Bile Acid Insufficiency
Specific Absorptive Defects
Obstruction of lymphatic drainage from the gut causes dilatation of the lymphatics (lymphangiectasia) and loss of fat and protein in the stool. In some patients, the disorder appears to be congenital or idiopathic. In others, there is an association with Whipple’s disease, congestive heart failure, right-heart valvular disease, or frankly obstructive lesions, such as abdominal lymphoma, retroperitoneal fibrosis, retractile mesenteritis, mesenteric tuberculosis, and metastatic cancer.
Patients commonly seek treatment for weight loss, diarrhea, and edema caused by the decrease in plasma proteins. Some patients have chylous ascites. Barium examination of the small intestine may be normal, may have an appearance of nonspecific malabsorption, or may indicate a nodular mucosal pattern caused by distended or infiltrated villi. Steatorrhea usually is mild. The xylose tolerance test should be normal unless the underlying disease (e.g., lymphoma) has infiltrated the mucosa. Small-bowel biopsy should confirm the diagnosis by identifying dilated lymphatics within the cores of the villi.
In addition to undergoing treatment of any associated disorder that may be responsible for the lymphatic obstruction, patients with lymphatic disease should receive medium-chain triglycerides, limit their intake of long-chain triglycerides, and take supplemental fat-soluble vitamins.

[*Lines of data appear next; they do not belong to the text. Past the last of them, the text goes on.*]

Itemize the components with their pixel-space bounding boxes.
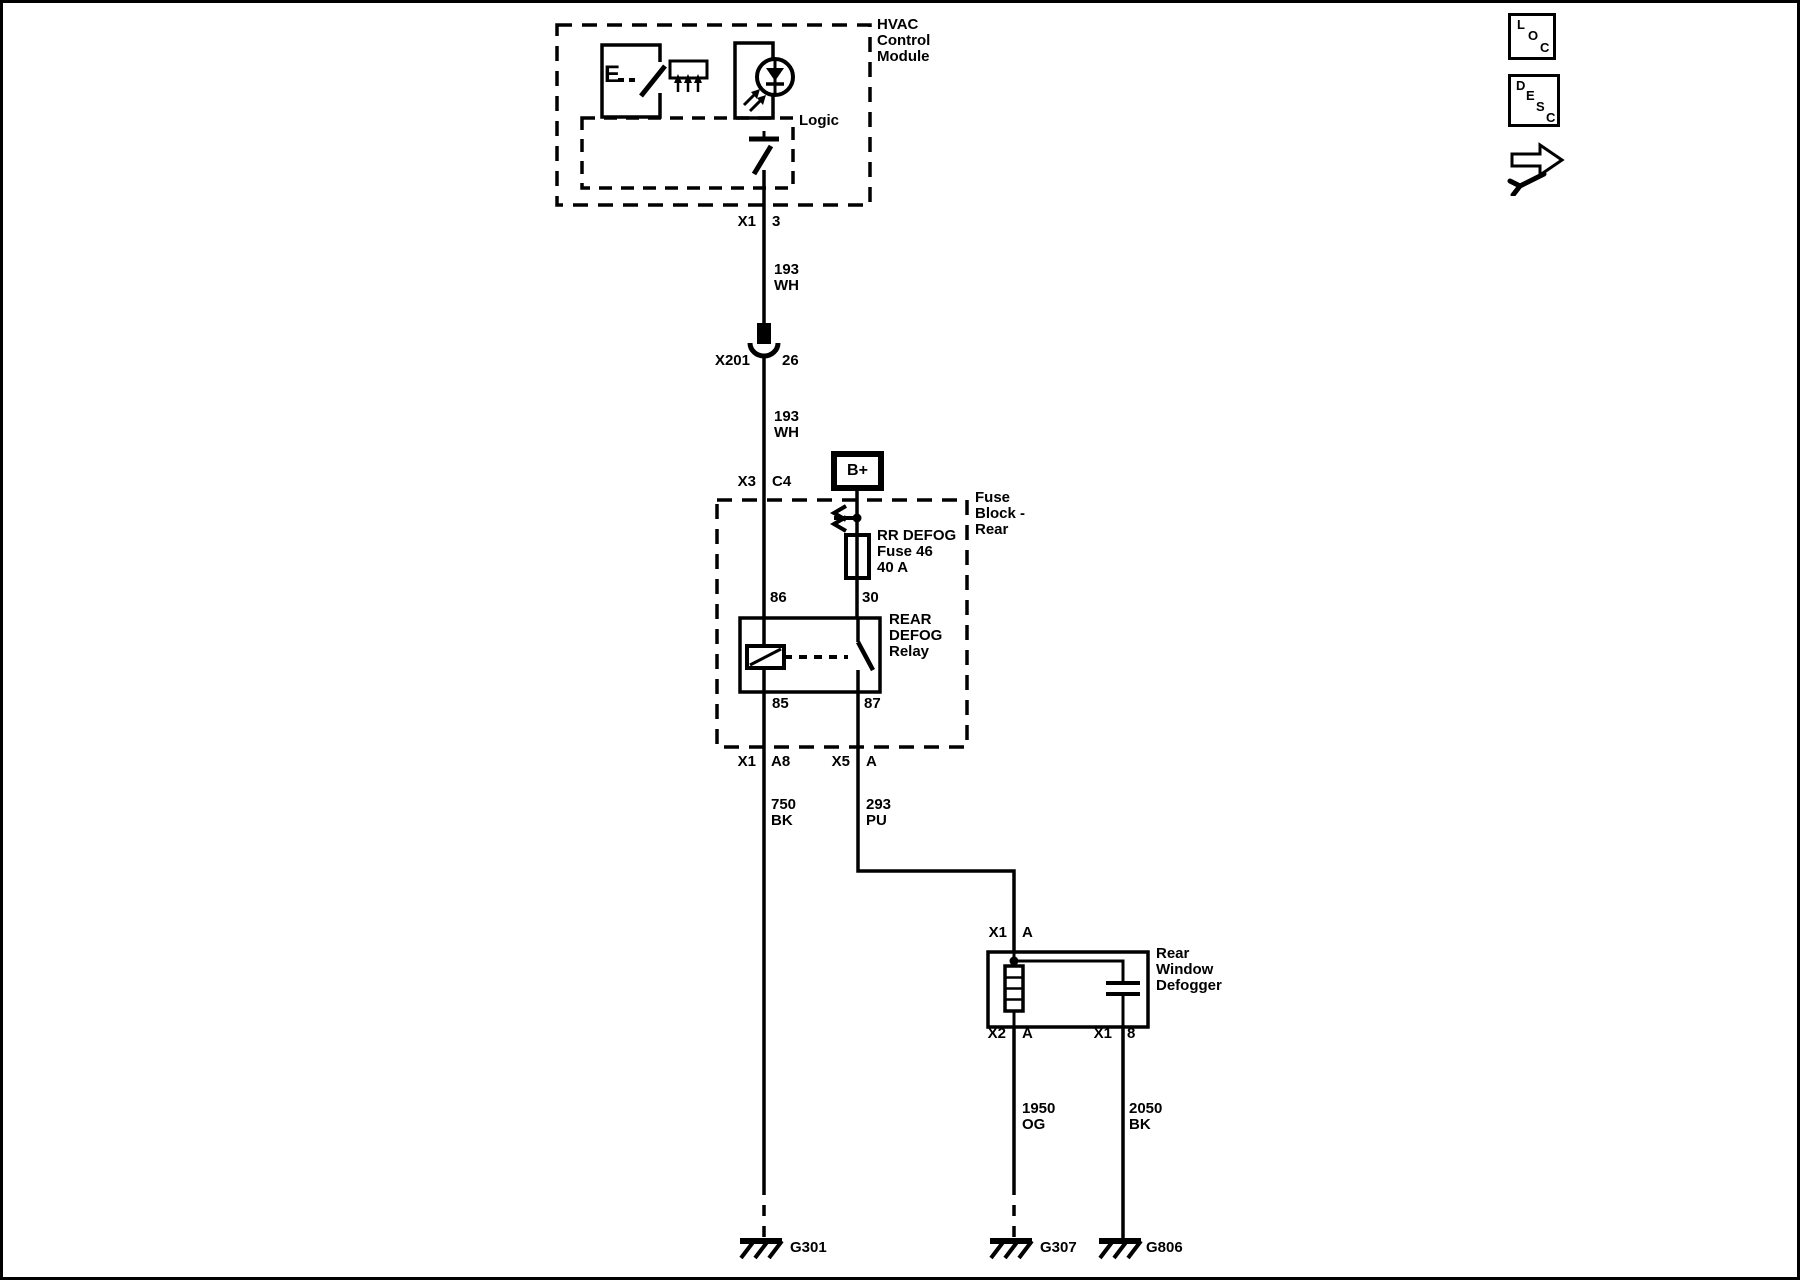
connector-x201-name: X201 xyxy=(715,353,750,369)
connector-x3-c4-name: X3 xyxy=(738,474,756,490)
connector-x1-8-pin: 8 xyxy=(1127,1026,1135,1042)
arrow-shape xyxy=(1512,145,1562,175)
relay-label: REAR DEFOG Relay xyxy=(889,612,942,660)
connector-x1-a8-name: X1 xyxy=(738,754,756,770)
fuse-label: RR DEFOG Fuse 46 40 A xyxy=(877,528,956,576)
ground-g806-label: G806 xyxy=(1146,1240,1183,1256)
loc-letter-c: C xyxy=(1540,41,1549,54)
capacitor-symbol xyxy=(1106,983,1140,994)
connector-x1-a8-pin: A8 xyxy=(771,754,790,770)
desc-letter-e: E xyxy=(1526,89,1535,102)
connector-x1-3-name: X1 xyxy=(738,214,756,230)
wrench-shape xyxy=(1510,174,1544,195)
ground-symbol-g301 xyxy=(740,1241,782,1258)
desc-button[interactable]: D E S C xyxy=(1508,74,1560,127)
bplus-power-label: B+ xyxy=(831,451,884,491)
loc-button[interactable]: L O C xyxy=(1508,13,1556,60)
connector-x5-a-pin: A xyxy=(866,754,877,770)
connector-x2-a-name: X2 xyxy=(988,1026,1006,1042)
connector-x3-c4-pin: C4 xyxy=(772,474,791,490)
ground-g307-label: G307 xyxy=(1040,1240,1077,1256)
inline-connector-x201-symbol xyxy=(750,323,778,356)
connector-x1-a-defogger-name: X1 xyxy=(989,925,1007,941)
ground-symbol-g307 xyxy=(990,1241,1032,1258)
relay-pin-85: 85 xyxy=(772,696,789,712)
wiring-diagram-page: HVAC Control Module Logic E X1 3 193 WH … xyxy=(0,0,1800,1280)
switch-letter-label: E xyxy=(604,62,620,88)
hvac-module-label: HVAC Control Module xyxy=(877,17,930,65)
wire-193-lower-label: 193 WH xyxy=(774,409,799,441)
connector-x2-a-pin: A xyxy=(1022,1026,1033,1042)
desc-letter-s: S xyxy=(1536,100,1545,113)
connector-x1-a-defogger-pin: A xyxy=(1022,925,1033,941)
defogger-label: Rear Window Defogger xyxy=(1156,946,1222,994)
connector-x5-a-name: X5 xyxy=(832,754,850,770)
connector-x1-8-name: X1 xyxy=(1094,1026,1112,1042)
heater-element-symbol xyxy=(1005,966,1023,1011)
fuse-block-label: Fuse Block - Rear xyxy=(975,490,1025,538)
wire-2050-label: 2050 BK xyxy=(1129,1101,1162,1133)
desc-letter-c: C xyxy=(1546,111,1555,124)
logic-label: Logic xyxy=(799,113,839,129)
wire-193-upper-label: 193 WH xyxy=(774,262,799,294)
repair-arrow-wrench-icon[interactable] xyxy=(1504,140,1572,196)
ground-g301-label: G301 xyxy=(790,1240,827,1256)
relay-symbol xyxy=(740,618,880,692)
defogger-component xyxy=(988,952,1148,1027)
connector-x201-pin: 26 xyxy=(782,353,799,369)
wire-1950-label: 1950 OG xyxy=(1022,1101,1055,1133)
ground-symbol-g806 xyxy=(1099,1241,1141,1258)
defog-indicator-icon xyxy=(670,61,707,92)
wire-293-label: 293 PU xyxy=(866,797,891,829)
loc-letter-l: L xyxy=(1517,18,1525,31)
driver-transistor-symbol xyxy=(749,131,779,174)
relay-pin-86: 86 xyxy=(770,590,787,606)
led-indicator-symbol xyxy=(735,43,793,118)
wire-750-label: 750 BK xyxy=(771,797,796,829)
relay-pin-30: 30 xyxy=(862,590,879,606)
logic-box xyxy=(582,118,793,188)
desc-letter-d: D xyxy=(1516,79,1525,92)
loc-letter-o: O xyxy=(1528,29,1538,42)
connector-x1-3-pin: 3 xyxy=(772,214,780,230)
relay-pin-87: 87 xyxy=(864,696,881,712)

Mixed defects in absorption
Gastric acid hypersecretory states
Malabsorption may accompany the Zollinger-Ellison syndrome and other gastric acid hypersecretory conditions. The large amounts of acid that reach the duodenum and proximal small intestine may have several adverse effects. First, there may be villous blunting and mucosal inflammation. These conditions may impair absorption in the proximal bowel. Second, the mucosal lesion may predispose to the inadequate release of cholecystokinin and secretin with consequent poor stimulation of gallbladder contraction and pancreatic secretion. Third, the acid environment in the duodenum also inactivates pancreatic enzymes and may precipitate glycine-conjugated bile acids, additionally impairing the digestion of fat, protein, and carbohydrate. Finally, in hypergastrinemic conditions, gastrin itself may inhibit absorption of water and electrolytes in the small bowel, which contributes to the diarrhea that occurs in some patients.
Diagnosis and treatment.
The upper gastrointestinal and small-bowel x-ray series may show peptic ulcerations in the stomach, duodenum, or proximal small intestine and may have a nonspecific malabsorption pattern. Other tests of malabsorption may or may not be abnormal, depending on the severity of the disease.